Слышится смех. И тут же из угла барака, где расположилась на ночь первая, отвечают:
- Узнаю, Костя, твой голосок. Если насчет работы, то есть у меня к тебе вопросик...
- Ну, начинается, - толкает легонько меня в бок начальник штаба. Сейчас как заведутся! Жаль, Булкина выключили, а хорошие стихи...
Всех, летчиков полка сейчас можно разделить на несколько групп. Они и сами нередко, для понятливости, прибегают к непроизвольно сложившимся в эти дни названиям.
"Ветераны" - те, кто был в полку, когда я его принимал, кто к тому времени остался в живых.
"Перегонщики" пришли в полк только что, когда мы в тылу получали новые самолеты и пополнение. Они были при заводе, их работа заключалась в том, чтобы перегонять самолеты по фронтовым полкам. Летали они отлично, но в боях еще не бывали.
"Запасники" - они же "сержанты". Эти тоже пришли во время переформирования из запасного полка. Они все в сержантском звании и самые молодые.

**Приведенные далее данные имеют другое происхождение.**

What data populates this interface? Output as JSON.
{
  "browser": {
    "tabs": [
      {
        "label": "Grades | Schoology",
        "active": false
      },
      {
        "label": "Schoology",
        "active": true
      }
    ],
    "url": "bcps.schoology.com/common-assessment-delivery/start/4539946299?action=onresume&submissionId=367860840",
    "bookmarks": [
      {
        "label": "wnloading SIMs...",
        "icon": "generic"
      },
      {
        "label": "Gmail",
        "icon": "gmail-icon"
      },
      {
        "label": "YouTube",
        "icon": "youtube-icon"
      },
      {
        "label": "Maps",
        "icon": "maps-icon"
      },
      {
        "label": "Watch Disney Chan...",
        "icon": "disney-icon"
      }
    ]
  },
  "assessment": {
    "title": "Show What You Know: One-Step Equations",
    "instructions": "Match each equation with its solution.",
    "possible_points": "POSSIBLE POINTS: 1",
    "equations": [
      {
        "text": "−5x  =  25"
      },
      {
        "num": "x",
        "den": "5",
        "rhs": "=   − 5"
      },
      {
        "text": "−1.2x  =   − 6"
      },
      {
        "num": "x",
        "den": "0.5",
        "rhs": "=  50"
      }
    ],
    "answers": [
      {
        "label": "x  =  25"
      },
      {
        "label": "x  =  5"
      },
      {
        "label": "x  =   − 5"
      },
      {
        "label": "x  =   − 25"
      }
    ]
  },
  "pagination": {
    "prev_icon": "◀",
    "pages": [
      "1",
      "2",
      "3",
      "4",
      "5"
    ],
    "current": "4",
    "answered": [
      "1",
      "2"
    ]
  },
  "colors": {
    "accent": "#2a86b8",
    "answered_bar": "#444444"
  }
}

Словом, складывается новая полковая семья. - Инициатива в разговорах, песнях и веселье принадлежит "ветеранам". Остальные пока еще сдержанны и почтительны. Но кое-кто уже выделяется и смелеет. Особенно быстро завоевывают авторитет двое из "перегонщиков": Булкин и Шахов. Булкин заводила и весельчак, рассказчик и вообще проказник. Он невысок, тонок, белокур, его трудно увидеть умиротворенным. Шутят: "Булкин успокаивается, лишь когда спит". В остальное время он сам и все в нем - в движении. Говорит он жестикулируя, никогда не стоит на месте, даже в строю переминается больше всех, мучается, и все внутри у него рвется куда-то. И лицо его то улыбается, то хмурится, выражает то удивление, то холодный интерес, то иронию... У него привычка вставлять в речь стихотворные фразы, и всегда это к месту и хорошо.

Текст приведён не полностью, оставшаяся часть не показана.